The mansions in which the upper classes reside, away from the “common folk,” have a certain regality to them, albeit a stiffness in equal measure. The frame overflows with detail — one scene in the Chaudhry household is shot from another room entirely, so that both sets can be seen — but the film truly comes to life when it leaves behind the uptight Chaudhrys and their newspaper boardrooms. 

The streets of Husnabad skirt, ironically, toward the avantgarde and kitsch, with hillside bullfights, narrow passageways befitting of Harry Potter, and lively, colourful markets that never seem to close. Our introduction to the town comes in the form of the Varun Dhawan-led item song “First Class” — the calm before the storm; Dhawan’s Zafar sings of the Hindu and Muslim festivals of Holi and Eid falling on the same day — in which the alleyways feel like winding sets on a Broadway stage that goes on forever.  

 

2. The Seriously Chiseled Varun Dhawan

The aforementioned cliffside bull-fight has little bearing on the plot, though it feels like the perfect excuse to photograph Varun Dhawan’s too-good-to-be-true physique from every conceivable angle. A blatant closeup of his abs? Check. A shot of sweat and blood dripping from his brow as he catches his breath? Check. A one-of-a-kind low rear-angle where the sun peaks at us from behind his raised arm? Double check — and all this is when he isn’t toiling away shirtless to forge swords from scratch. 

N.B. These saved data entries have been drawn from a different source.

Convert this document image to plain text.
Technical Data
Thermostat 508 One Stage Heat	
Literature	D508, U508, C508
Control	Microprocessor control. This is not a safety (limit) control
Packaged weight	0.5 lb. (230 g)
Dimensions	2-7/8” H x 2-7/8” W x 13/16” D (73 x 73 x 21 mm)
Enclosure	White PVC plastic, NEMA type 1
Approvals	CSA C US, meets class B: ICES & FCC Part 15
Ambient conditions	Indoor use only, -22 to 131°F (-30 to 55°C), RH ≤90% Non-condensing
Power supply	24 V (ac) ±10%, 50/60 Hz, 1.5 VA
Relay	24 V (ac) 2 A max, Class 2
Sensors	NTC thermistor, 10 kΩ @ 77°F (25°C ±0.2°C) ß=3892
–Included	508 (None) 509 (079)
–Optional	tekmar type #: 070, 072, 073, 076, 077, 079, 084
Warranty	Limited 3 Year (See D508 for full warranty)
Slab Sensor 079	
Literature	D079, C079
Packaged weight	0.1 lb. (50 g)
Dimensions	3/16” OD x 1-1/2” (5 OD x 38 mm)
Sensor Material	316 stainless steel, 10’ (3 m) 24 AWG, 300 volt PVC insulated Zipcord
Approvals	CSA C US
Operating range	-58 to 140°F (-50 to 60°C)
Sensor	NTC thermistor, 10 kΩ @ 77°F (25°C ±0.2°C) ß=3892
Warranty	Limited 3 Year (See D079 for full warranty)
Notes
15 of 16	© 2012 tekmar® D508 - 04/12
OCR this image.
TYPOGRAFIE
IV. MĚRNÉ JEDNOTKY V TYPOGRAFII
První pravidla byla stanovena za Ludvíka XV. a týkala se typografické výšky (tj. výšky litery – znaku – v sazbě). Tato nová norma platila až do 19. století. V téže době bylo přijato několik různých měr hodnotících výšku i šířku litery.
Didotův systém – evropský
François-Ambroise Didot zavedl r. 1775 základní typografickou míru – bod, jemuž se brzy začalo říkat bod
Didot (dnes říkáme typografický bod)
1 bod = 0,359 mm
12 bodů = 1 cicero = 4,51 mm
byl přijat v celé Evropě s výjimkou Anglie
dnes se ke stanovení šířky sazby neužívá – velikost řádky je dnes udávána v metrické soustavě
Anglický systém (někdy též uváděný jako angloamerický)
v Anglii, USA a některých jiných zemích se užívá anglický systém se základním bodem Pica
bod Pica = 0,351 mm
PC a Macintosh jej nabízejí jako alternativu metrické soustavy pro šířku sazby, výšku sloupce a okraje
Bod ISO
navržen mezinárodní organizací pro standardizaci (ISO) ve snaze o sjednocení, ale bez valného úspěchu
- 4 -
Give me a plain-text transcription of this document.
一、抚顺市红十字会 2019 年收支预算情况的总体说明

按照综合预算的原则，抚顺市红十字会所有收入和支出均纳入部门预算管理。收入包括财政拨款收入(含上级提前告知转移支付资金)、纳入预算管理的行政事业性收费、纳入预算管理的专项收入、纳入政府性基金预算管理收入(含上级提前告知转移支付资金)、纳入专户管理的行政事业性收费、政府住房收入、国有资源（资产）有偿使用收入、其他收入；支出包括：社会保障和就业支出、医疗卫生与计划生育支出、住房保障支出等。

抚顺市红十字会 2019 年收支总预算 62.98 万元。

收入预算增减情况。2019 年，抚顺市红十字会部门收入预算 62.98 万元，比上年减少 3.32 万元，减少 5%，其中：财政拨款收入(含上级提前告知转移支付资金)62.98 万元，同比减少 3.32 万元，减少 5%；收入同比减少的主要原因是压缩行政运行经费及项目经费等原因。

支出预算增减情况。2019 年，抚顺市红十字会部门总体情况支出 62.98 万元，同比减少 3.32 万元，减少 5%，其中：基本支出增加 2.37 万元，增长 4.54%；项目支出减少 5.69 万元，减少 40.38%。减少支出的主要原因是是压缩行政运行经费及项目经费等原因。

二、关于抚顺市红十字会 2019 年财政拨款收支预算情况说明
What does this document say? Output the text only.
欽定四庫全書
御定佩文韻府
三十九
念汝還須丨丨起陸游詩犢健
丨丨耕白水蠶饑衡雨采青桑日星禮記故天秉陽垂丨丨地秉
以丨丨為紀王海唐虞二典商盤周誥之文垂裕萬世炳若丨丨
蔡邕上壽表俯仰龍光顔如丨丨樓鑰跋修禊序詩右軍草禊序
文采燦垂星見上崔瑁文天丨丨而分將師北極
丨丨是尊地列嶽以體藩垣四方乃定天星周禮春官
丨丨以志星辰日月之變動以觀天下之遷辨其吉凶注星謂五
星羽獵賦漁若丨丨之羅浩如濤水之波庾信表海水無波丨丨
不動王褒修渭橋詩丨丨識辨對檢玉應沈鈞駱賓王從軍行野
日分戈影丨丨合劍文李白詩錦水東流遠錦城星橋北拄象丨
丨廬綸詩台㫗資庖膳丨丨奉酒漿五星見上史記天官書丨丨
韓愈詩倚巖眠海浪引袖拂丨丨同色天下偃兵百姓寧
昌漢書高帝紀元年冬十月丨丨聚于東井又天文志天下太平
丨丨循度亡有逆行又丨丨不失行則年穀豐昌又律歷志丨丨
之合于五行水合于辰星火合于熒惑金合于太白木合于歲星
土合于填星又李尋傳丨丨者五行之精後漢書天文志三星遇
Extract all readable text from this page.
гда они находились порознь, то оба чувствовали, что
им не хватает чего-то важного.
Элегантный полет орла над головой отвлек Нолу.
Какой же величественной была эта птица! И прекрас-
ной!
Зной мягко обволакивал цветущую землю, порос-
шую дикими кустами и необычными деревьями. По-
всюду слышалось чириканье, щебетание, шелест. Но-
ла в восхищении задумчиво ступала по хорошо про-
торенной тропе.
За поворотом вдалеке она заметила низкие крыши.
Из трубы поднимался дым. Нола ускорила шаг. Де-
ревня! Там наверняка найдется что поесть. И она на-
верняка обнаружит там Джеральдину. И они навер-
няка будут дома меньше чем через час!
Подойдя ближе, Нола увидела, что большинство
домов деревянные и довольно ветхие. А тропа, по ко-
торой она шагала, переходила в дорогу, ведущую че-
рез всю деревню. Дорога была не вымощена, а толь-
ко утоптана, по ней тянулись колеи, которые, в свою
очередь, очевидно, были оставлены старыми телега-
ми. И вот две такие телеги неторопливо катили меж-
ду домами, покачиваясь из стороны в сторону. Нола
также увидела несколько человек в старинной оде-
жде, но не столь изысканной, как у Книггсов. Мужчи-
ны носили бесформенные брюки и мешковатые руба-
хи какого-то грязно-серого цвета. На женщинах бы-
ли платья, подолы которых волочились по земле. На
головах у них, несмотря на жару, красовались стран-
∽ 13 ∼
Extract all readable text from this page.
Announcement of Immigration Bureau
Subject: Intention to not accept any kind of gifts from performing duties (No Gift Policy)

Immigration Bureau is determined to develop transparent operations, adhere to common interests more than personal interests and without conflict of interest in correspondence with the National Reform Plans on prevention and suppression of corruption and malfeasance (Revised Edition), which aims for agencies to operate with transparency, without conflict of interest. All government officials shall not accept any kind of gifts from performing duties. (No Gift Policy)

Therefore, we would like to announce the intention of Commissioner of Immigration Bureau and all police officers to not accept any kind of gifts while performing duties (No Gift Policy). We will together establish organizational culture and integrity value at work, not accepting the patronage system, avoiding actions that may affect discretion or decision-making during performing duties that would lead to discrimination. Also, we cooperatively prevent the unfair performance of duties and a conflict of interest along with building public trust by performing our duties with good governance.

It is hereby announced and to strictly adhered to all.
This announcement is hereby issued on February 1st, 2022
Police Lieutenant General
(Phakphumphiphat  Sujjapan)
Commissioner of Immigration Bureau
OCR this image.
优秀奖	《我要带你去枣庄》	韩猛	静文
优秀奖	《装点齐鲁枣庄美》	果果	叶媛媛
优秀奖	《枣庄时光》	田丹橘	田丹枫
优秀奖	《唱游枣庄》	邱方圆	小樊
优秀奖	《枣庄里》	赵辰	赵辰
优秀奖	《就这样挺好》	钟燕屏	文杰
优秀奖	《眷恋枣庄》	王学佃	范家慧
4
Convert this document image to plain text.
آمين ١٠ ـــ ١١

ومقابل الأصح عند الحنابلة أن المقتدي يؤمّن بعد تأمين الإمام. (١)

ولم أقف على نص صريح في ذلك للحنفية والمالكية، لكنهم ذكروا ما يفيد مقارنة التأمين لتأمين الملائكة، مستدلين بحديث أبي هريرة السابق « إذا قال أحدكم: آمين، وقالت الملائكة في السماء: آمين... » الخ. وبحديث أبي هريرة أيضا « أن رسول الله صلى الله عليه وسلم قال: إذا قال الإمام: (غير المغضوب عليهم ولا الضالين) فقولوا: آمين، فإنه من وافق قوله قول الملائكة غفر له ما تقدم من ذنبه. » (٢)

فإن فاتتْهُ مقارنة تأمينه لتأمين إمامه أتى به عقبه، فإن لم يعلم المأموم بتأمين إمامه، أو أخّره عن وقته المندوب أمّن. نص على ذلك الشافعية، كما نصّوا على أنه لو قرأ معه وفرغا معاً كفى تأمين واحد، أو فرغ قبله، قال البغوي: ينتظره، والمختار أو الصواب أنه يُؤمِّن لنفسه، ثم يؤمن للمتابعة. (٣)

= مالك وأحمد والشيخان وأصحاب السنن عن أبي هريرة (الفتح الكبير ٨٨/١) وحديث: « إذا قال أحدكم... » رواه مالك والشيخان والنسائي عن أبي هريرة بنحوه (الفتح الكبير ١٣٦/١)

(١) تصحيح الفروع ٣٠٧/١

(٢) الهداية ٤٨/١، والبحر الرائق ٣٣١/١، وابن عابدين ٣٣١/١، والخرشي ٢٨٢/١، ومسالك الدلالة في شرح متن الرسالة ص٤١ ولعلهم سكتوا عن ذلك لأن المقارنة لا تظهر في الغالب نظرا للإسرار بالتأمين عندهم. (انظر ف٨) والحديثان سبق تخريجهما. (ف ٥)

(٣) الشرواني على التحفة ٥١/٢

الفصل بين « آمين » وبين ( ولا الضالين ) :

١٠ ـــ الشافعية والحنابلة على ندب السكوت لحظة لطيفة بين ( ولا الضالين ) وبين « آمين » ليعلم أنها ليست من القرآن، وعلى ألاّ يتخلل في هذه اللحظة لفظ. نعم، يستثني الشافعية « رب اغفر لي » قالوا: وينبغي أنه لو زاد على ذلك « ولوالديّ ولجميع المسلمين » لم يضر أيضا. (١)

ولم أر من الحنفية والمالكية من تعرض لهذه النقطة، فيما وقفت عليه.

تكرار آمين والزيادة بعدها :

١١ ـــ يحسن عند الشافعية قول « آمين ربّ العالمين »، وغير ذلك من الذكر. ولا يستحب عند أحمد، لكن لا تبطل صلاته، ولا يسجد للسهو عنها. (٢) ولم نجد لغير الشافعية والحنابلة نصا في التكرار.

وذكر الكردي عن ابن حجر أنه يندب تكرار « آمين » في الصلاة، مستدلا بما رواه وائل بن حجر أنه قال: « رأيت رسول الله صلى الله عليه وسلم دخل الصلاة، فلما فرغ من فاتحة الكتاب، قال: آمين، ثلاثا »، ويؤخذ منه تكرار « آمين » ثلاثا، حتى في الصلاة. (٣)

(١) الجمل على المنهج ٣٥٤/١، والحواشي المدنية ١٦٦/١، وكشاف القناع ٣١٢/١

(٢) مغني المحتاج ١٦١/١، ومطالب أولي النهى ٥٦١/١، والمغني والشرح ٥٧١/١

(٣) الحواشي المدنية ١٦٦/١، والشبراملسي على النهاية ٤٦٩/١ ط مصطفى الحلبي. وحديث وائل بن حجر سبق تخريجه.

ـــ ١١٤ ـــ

Lest it sound like Dhawan is just eye candy (though he most certainly is), he’s also given a large chunk of dramatic heavy lifting. As Zafar, he veers between cucumber cool — even amidst political friction with best friend Abdul (Kunal Khemu) — and fiery to the point of burning out the projector. He harbours a deep sense of abandonment, which he hides skillfully behind his eyes, though his pain can’t help but seep out occasionally and infect those around him. His romance with Roop feels genuine, but he’s driven as much by love and lust as he is by a thirst for vengeance against the Chaudhrys 

 

3. Madhuri Dixit Is Enchantingly Graceful As The Answer To Ageism

From the late ’80s until 2002, Madhuri Dixit enraptured audiences as one of mainstream Indian cinema’s most prominent leading ladies, known for both her dramatic abilities and her poise as a classically trained dancer. After a hiatus until 2007, she stole back the big screen without missing a beat, and after another four-year gap between 2014 and 2018, Kalank is her third big film in quick succession. At fifty-one, she’s at the age where far too many leading actresses have long-since been phased out (or at best, relegated to minor maternal parts) but here, as if striking a blow against industry ageism, she commands the screen as a dancer once more. 

As Bahaar Begum, Madhuri shares her wisdom with Roop, about song and performance, and about tapping into inner joys and deep-rooted pains in order to paint them in living, moving colour. Within the film’s fiction, she’s merely teaching Roop how to tap into her art, while also hinting at her own regrets (revelations the film goes on to explore). Though in a more metatextual sense, it feels like she’s imparting wisdom about being a leading actress in Indian cinema to twenty-six-year-old Bhatt; after all, Madhuri is a legacy unto herself.